Spatial distribution of near-infrared and optical emission properties in the bipolar nebula Menzel 3

Ground-based optical spectra combined with near-infrared spectra and images of the young bipolar planetary nebula Menzel 3 (Mz 3) reveal positional variations in extinction, excitation, density and other characteristics. Interstellar extinction is probably less than A_V= 2.65, while extinction toward the nucleus is approximately 4.6 mag. The lobes show stratified ionization, with high-excitation emission localized at high latitudes. Quantitative analysis using the CLOUDY spectral synthesis code suggests that the polar lobes `see' an excitation source similar to a blackbody of roughly 36000 K and 10000 L<sub>solar</sub>, and chemical abundances reveal that the ejecta have He enhanced by a factor of ~2, and N enhanced more strongly, with N/O~1. The lobes are probably radiatively excited, but shocks may heat the `blisters' at the polar axis.

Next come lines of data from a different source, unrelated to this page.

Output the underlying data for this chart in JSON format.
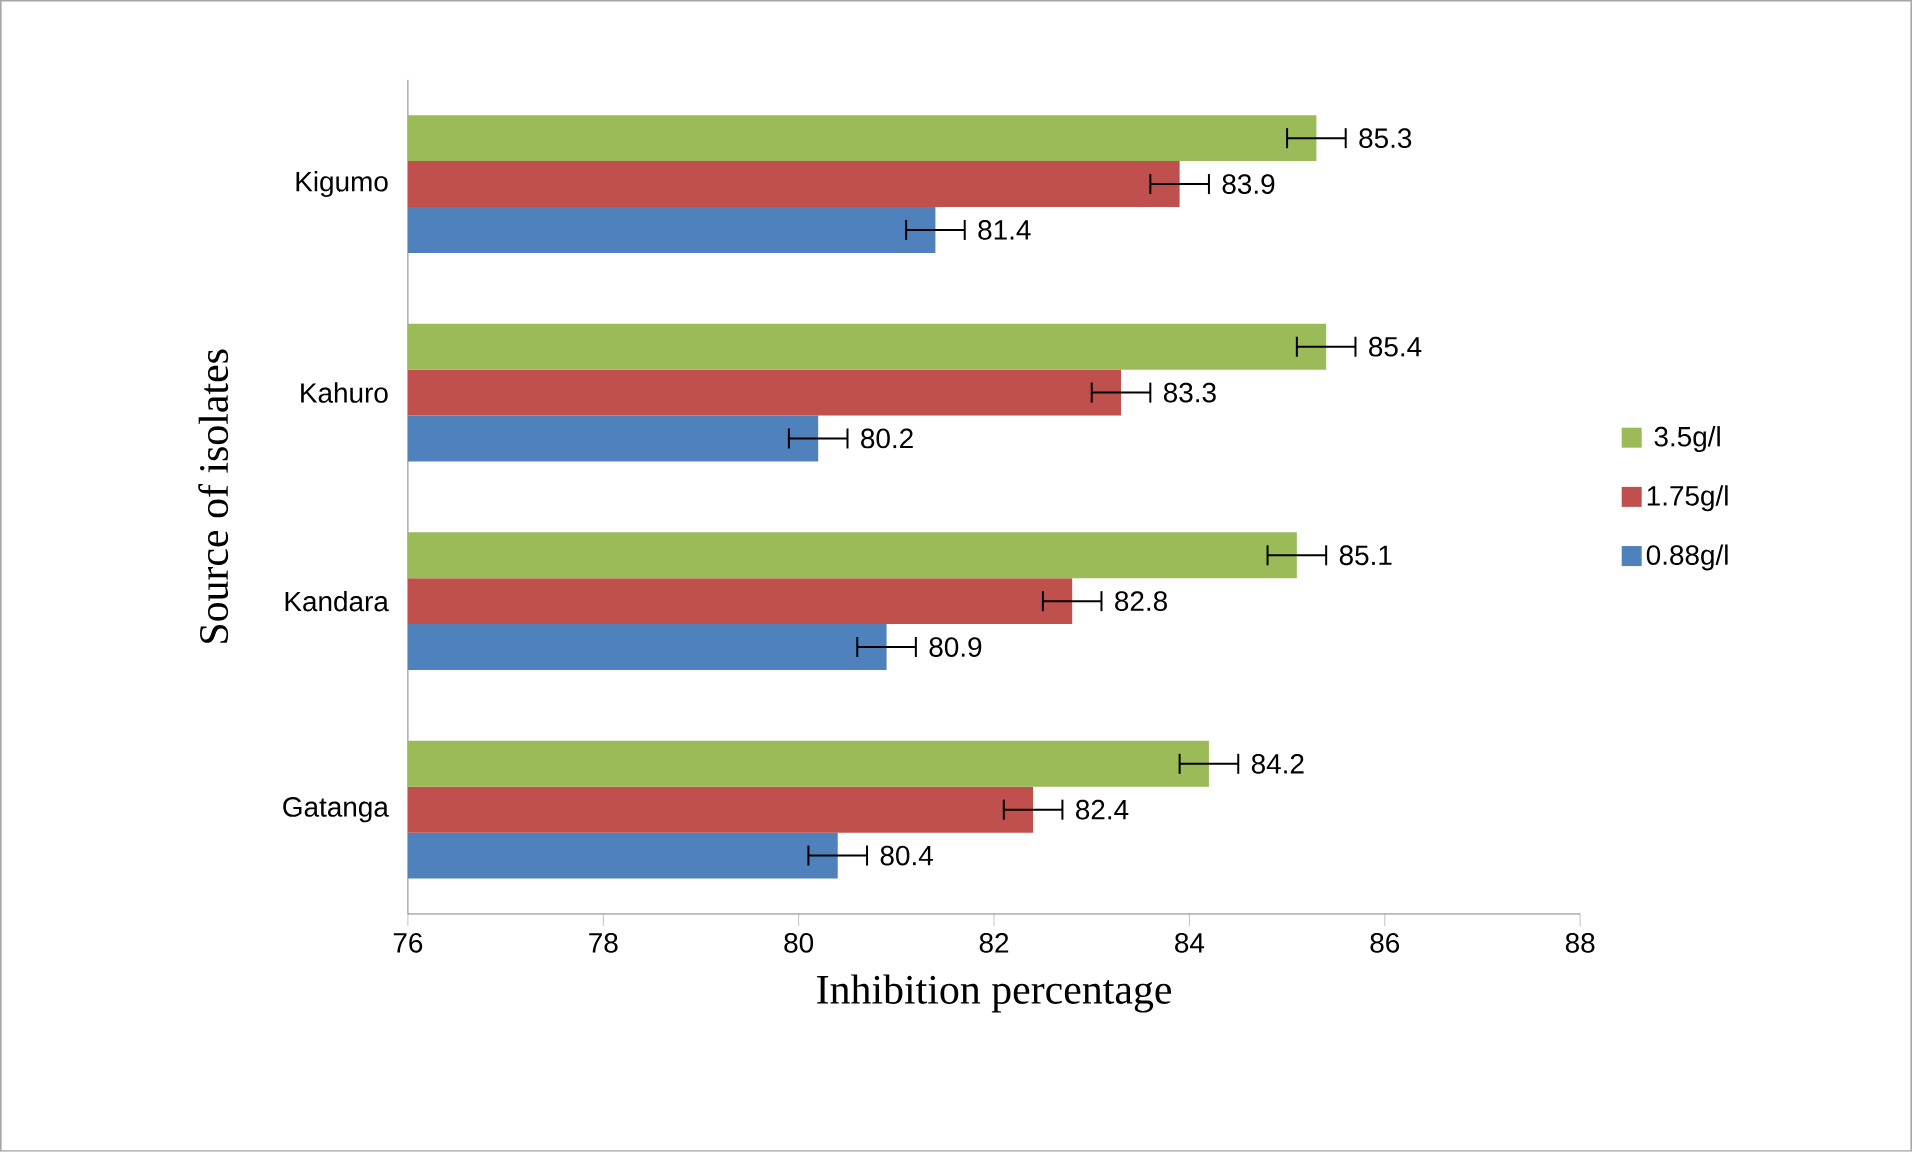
{
  "chart_data": {
    "type": "bar",
    "orientation": "horizontal",
    "categories": [
      "Kigumo",
      "Kahuro",
      "Kandara",
      "Gatanga"
    ],
    "series": [
      {
        "name": "0.88g/l",
        "color": "#4f81bd",
        "values": [
          81.4,
          80.2,
          80.9,
          80.4
        ],
        "errors": [
          0.3,
          0.3,
          0.3,
          0.3
        ]
      },
      {
        "name": "1.75g/l",
        "color": "#c0504d",
        "values": [
          83.9,
          83.3,
          82.8,
          82.4
        ],
        "errors": [
          0.3,
          0.3,
          0.3,
          0.3
        ]
      },
      {
        "name": "3.5g/l",
        "color": "#9bbb59",
        "values": [
          85.3,
          85.4,
          85.1,
          84.2
        ],
        "errors": [
          0.3,
          0.3,
          0.3,
          0.3
        ]
      }
    ],
    "xlim": [
      76,
      88
    ],
    "xticks": [
      76,
      78,
      80,
      82,
      84,
      86,
      88
    ],
    "xlabel": "Inhibition percentage",
    "ylabel": "Source of isolates",
    "legend": "right",
    "data_labels": true
  }
}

The bright, unresolved nucleus has a crowded emission spectrum distinct from the diffuse bipolar lobes, and it indicates high electron densities of 10⁶-10⁷ cm^-3. An equatorial disc-like geometry for dense gas in the nucleus is likely. The nucleus also shows a nearly power-law continuum; when corrected for reddening it may require two stars, one hot star and one cool giant, along with hot ~900-K dust. A distance up to ~2.5 kpc is possible. In general, the spectral characteristics of Mz 3 are similar to those of the well-studied nebula M 2-9, and the two objects may share a similar evolutionary history. However, an important difference between them is that Mz 3 appears to be mostly devoid of molecular hydrogen, while infrared H₂ lines are conspicuous in M 2-9.